Calling on Republicans to “unite to stop the amnesty that is causing tens of thousands of children to be victimized,” he also said, “The House of Representatives is working hard to solve this crisis.”
It’s not clear that Boehner would have had the votes to pass a border bill even if Cruz hadn’t had a pizza party on the eve of the planned House vote with Republicans also aligned with the small-government Tea Party movement, which objects to the costs of the border bill. Still, he got both credit and blame.
“This, by the way, is a big win for Ted Cruz of Texas,” wrote Redstate.com blogger Erick Erickson, who was once aligned with the Tea Party. “It appears enough Republicans in the House listened.”
Cruz has catapulted himself into the discussion of potential 2016 presidential candidates by taking up Tea Party causes -- oftentimes, other Republicans say, to elevate himself at the expense of their party.
“This is about Ted Cruz,” said Republican strategist Ron Bonjean, a one-time aide to former Senate Majority Leader Trent Lott of Mississippi. “He’s trying to show that he has the chops among Republican primary voters to be a serious 2016 contender, and that his influence in Washington is what they need to have in the White House.”
Cruz supporters accuse party leaders of wandering off course.
“Most Republicans promise to fight for conservative principles during the campaign, but then let us down after they’re elected. Ted Cruz is different,” the Washington-based Senate Conservatives Fund said in a video posted online last September. “Ted Cruz delivers.”

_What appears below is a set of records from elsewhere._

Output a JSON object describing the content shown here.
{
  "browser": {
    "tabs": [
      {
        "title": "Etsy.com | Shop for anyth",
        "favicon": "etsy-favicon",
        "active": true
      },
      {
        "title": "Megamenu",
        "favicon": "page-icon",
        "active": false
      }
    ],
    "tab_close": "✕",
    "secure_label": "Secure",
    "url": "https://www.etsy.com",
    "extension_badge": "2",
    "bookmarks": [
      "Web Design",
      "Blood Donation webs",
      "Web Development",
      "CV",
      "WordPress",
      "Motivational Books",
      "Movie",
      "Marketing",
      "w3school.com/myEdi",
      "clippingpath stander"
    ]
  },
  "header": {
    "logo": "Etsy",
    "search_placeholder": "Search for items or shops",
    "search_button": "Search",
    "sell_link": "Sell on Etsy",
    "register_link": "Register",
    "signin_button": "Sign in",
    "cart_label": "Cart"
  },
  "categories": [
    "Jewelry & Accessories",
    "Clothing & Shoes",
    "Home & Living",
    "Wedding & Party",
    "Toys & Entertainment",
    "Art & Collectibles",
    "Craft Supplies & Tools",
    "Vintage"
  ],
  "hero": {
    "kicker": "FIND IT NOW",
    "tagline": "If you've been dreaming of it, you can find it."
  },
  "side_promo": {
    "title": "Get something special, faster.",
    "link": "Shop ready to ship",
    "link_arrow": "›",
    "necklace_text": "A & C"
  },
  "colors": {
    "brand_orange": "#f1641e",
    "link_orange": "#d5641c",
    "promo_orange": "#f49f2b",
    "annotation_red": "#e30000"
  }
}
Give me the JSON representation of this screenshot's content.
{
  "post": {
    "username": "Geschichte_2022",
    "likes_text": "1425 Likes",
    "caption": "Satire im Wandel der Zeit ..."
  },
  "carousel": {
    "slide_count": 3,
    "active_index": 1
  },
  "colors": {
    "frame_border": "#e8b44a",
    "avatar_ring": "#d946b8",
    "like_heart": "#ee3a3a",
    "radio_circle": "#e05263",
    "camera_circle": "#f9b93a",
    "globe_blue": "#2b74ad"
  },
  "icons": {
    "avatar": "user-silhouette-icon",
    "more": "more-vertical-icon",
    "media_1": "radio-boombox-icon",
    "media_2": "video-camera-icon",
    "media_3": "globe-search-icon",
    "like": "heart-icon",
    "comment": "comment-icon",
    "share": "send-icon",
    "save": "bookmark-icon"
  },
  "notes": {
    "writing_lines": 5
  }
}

Even as he serves as vice chairman of grassroots outreach for the National Republican Senatorial Committee, Cruz has maintained close ties to the Senate Conservatives Fund, a political action committee founded by former Senator Jim DeMint, a South Carolina Republican. The fund has helped elect Tea Party-backed senators since 2010, and its incumbent targets for 2014 included Minority Leader Mitch McConnell of Kentucky, who rebuffed the challenge.
The fund and another Washington-based small-government advocacy group, the Club for Growth, were Cruz’s top 2012 financiers. Donors to those groups shipped Cruz $1.7 million of his total $14.5 million haul, according to the Washington-based Center for Responsive Politics.

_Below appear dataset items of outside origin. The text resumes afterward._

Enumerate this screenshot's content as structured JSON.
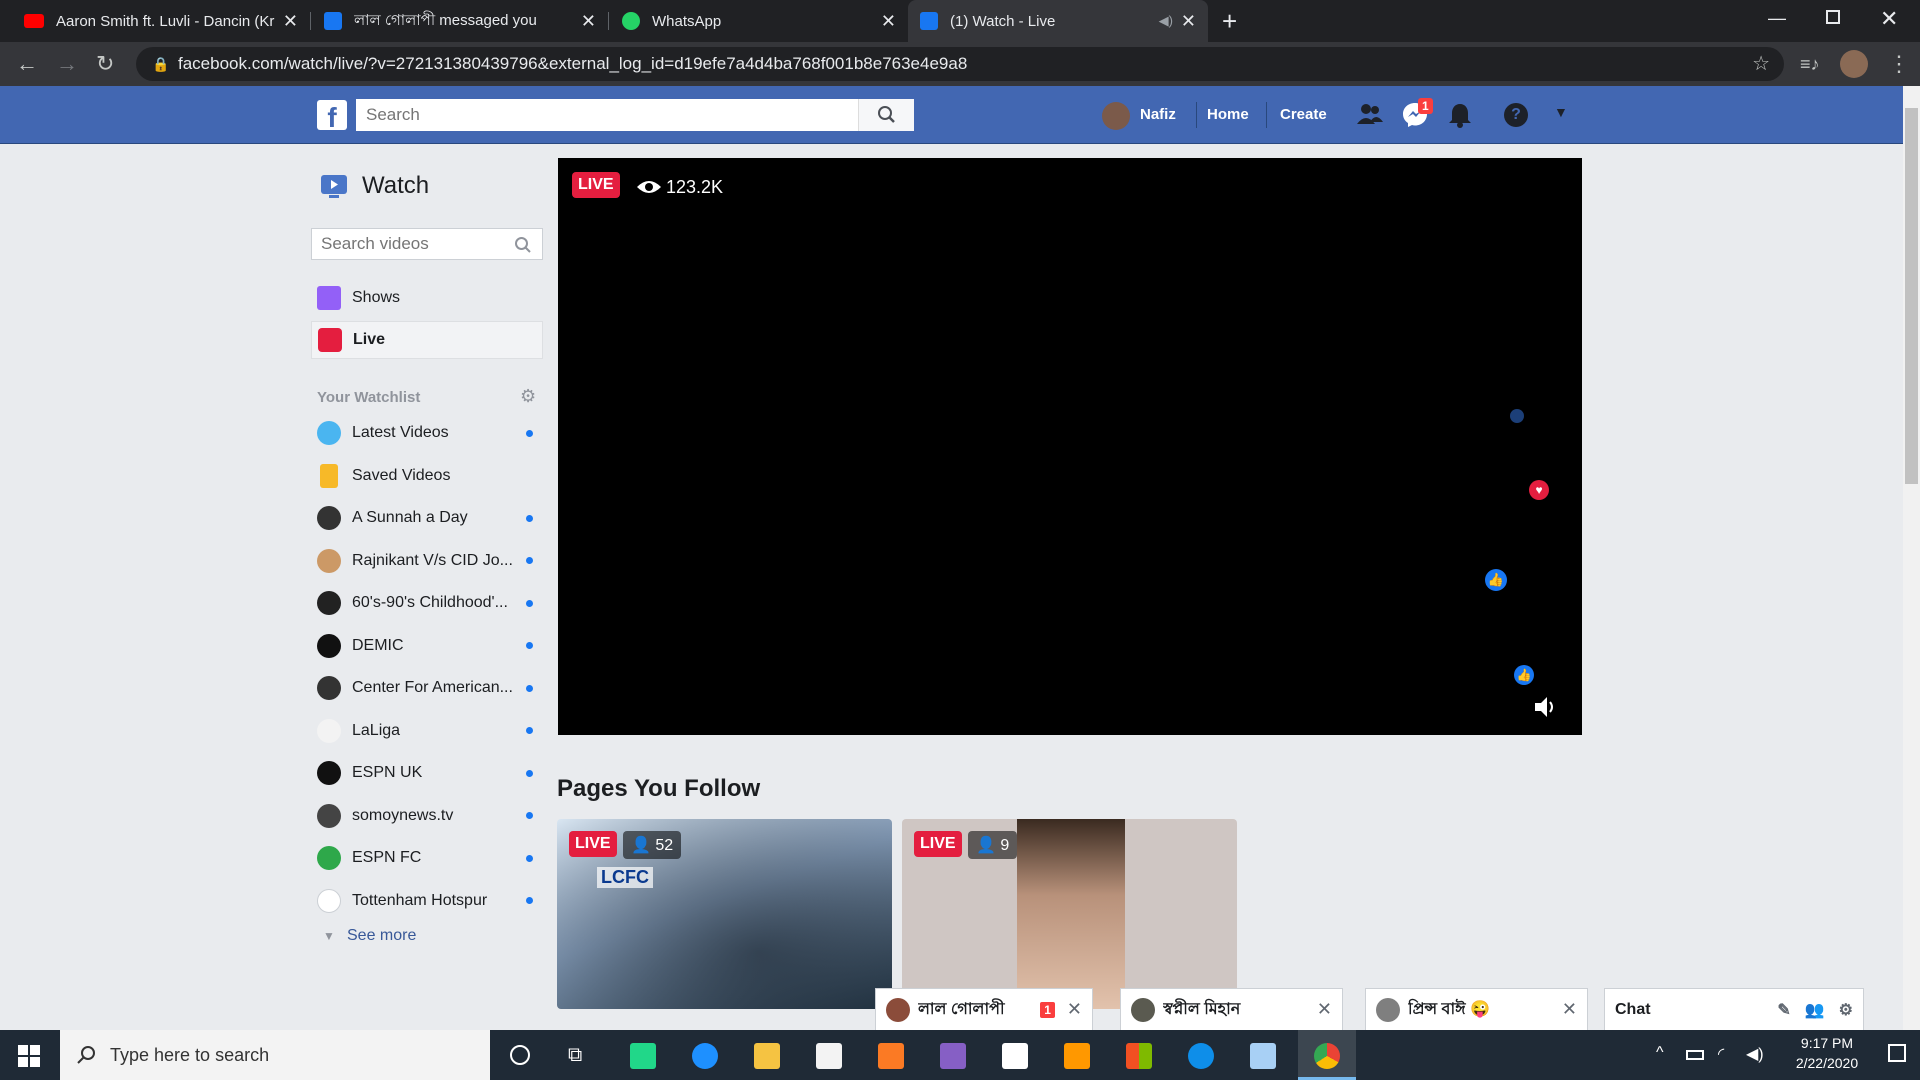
{
  "browser": {
    "tabs": [
      {
        "title": "Aaron Smith ft. Luvli - Dancin (Kr",
        "icon": "youtube-icon"
      },
      {
        "title": "লাল গোলাপী messaged you",
        "icon": "facebook-icon"
      },
      {
        "title": "WhatsApp",
        "icon": "whatsapp-icon"
      },
      {
        "title": "(1) Watch - Live",
        "icon": "facebook-icon"
      }
    ],
    "url": "facebook.com/watch/live/?v=272131380439796&external_log_id=d19efe7a4d4ba768f001b8e763e4e9a8"
  },
  "fb": {
    "search_placeholder": "Search",
    "user_name": "Nafiz",
    "nav_home": "Home",
    "nav_create": "Create",
    "messenger_badge": "1"
  },
  "sidebar": {
    "title": "Watch",
    "search_placeholder": "Search videos",
    "items": [
      {
        "label": "Shows"
      },
      {
        "label": "Live"
      }
    ],
    "watchlist_header": "Your Watchlist",
    "watchlist": [
      {
        "label": "Latest Videos",
        "dot": true
      },
      {
        "label": "Saved Videos",
        "dot": false
      },
      {
        "label": "A Sunnah a Day",
        "dot": true
      },
      {
        "label": "Rajnikant V/s CID Jo...",
        "dot": true
      },
      {
        "label": "60's-90's Childhood'...",
        "dot": true
      },
      {
        "label": "DEMIC",
        "dot": true
      },
      {
        "label": "Center For American...",
        "dot": true
      },
      {
        "label": "LaLiga",
        "dot": true
      },
      {
        "label": "ESPN UK",
        "dot": true
      },
      {
        "label": "somoynews.tv",
        "dot": true
      },
      {
        "label": "ESPN FC",
        "dot": true
      },
      {
        "label": "Tottenham Hotspur",
        "dot": true
      }
    ],
    "see_more": "See more"
  },
  "video": {
    "live_label": "LIVE",
    "viewers": "123.2K"
  },
  "pages_section": {
    "title": "Pages You Follow",
    "cards": [
      {
        "live": "LIVE",
        "viewers": "52",
        "overlay_text": "LCFC"
      },
      {
        "live": "LIVE",
        "viewers": "9"
      }
    ]
  },
  "chat": {
    "conversations": [
      {
        "name": "লাল গোলাপী",
        "unread": "1"
      },
      {
        "name": "স্বপ্নীল মিহান"
      },
      {
        "name": "প্রিন্স বাঈ 😜"
      }
    ],
    "chat_label": "Chat"
  },
  "taskbar": {
    "search_placeholder": "Type here to search",
    "time": "9:17 PM",
    "date": "2/22/2020"
  },
  "colors": {
    "fb_blue": "#4267b2",
    "live_red": "#e41e3f",
    "dot_blue": "#1877f2"
  }
}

The two groups provided another $7.1 million in outside advertising to help him win.
Cruz sent out a fundraising appeal today on behalf of the New Hampshire Republican Party accusing Democratic Senator Jeanne Shaheen of being in “lock-step with President Obama to prevent any efforts to finally secure our border or stop President Obama’s amnesty.” Shaheen faces a challenge from former Republican Senator Scott Brown.
During yesterday’s round of party infighting, Texas’s other Republican senator, John Cornyn, tried to take the heat off Cruz by blaming the White House for the failure of Congress to pass legislation addressing the border crisis.
“It doesn’t help when there’s no leadership at the White House and the president is basically disagreeing with his own policymakers about what needs to happen,” said Cornyn, the Republican Senate whip. “So, as usual, nothing happens.”
Cornyn had been trying to gather support for legislation that would reverse a 2008 law requiring that undocumented immigrants from outside Mexico go through a judicial process before being deported.
Advocates for a broad revision of the nation’s immigration laws, passed by the Senate last year, said Cruz is only helping to marginalize the Republican Party in the eyes of Hispanics, the nation’s fastest growing voter bloc. Obama won 71 percent of the votes cast by Hispanics in the 2012 presidential election.
“Ted Cruz is doing everything he can to help himself, not his party, and in so doing he’s turbo-charging the base of the Republican Party and the most conservative members of both the House and Senate,” said Frank Sharry, executive director of America’s Voice, an advocacy group in Washington. “The more Republicans follow him, he’s making sure that Republicans never see the inside of the White House.”